Детско-юношеский литературный конкурс им. Ивана Шмелева «Лето Господне»

Из жизни русских самородков

О показе фильма «Авиатор» Олеси Шигиной

Что может быть прозаичнее гаража, смиреннее обычного ангара, где по стенам развешаны пилы, дрели, перфораторы, кабели и тросы? Где сквозняки, и редко метётся от опилок и стружек пол, и оскалившиеся, ждущие тягот, стоят станки им установки самого диковинного вида? Понимает ли вообще кто-то, что именно в таких мастерских, разбросанных по всей территории России, куётся русское будущее?

Иные женщины иронически усмехнутся – да-да, как же, ваши рыбалки-гаражи, мечту всё никак родить не можете, а от самих спиртным пахнет. И только некоторые жёны, матери, сёстры усмехаться не станут, а найдут в себе силы улыбнуться и весело, и бесстрашно, да ещё и, причастные тайне, кивнут.

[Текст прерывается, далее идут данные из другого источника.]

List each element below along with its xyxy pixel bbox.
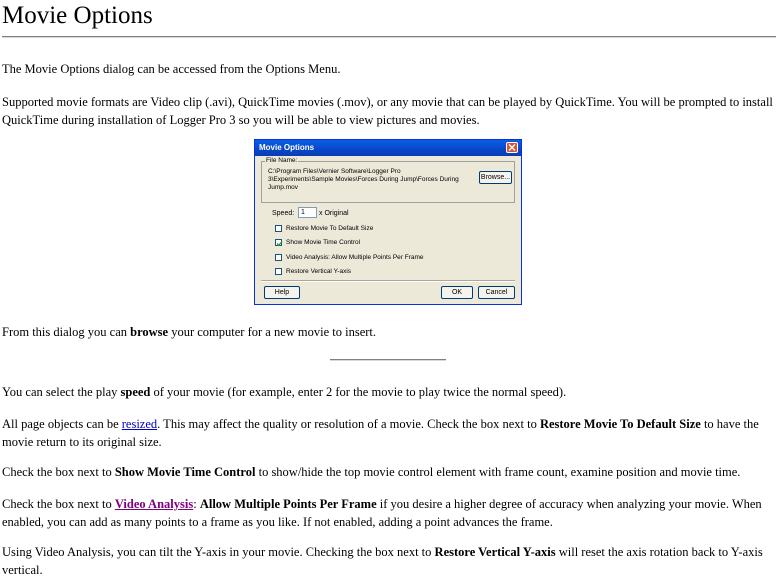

Русский гараж – и полигон, и аэродром, и стартовая площадка, средство забыться от одолевающей временами бессмысленности существования, чувства погубленной, прошедшей стороной жизни. Настаёт момент, и мастера сходятся вместе не столько чинить и подлатывать, а пропустить по стакану крепкого. Дело не в крепком. Вспомним Лескова: питие сгубило его Левшу именно в тот момент, когда под рукой у него не было инструмента, и споил его до смерти именно английский моряк – в бурю, немилосердно бросавшую корабль, на котором возвращался в Россию виртуоз, подковавший блоху.

О русском гараже ещё скажут защитительное слово. Ещё подсчитают, сколькие жизни он продлил одним уж тем, что существовал, был настоящим, никогда не предающим ни в малом, ни в большом другом, давал шанс удивительным задумкам, помогал воплотить их, и доводил до ума, и менял тем самым не одну человеческую судьбу. Герой фильма Олеси Шигиной «Авиатор» мастер-механик Игорь подтвердит – в русских гаражах сегодня делаются некоторые весьма важные узлы для беспилотных летательных аппаратов и сверхзвуковых ракет, ремонтируется и модернизируется подстреленная боевая техника. А вы как думали – неужели в такой стране, как наша, всё самое важное проходит через профильные заводы? Есть и частные подряды, и «старые мастера» – не просто понятие.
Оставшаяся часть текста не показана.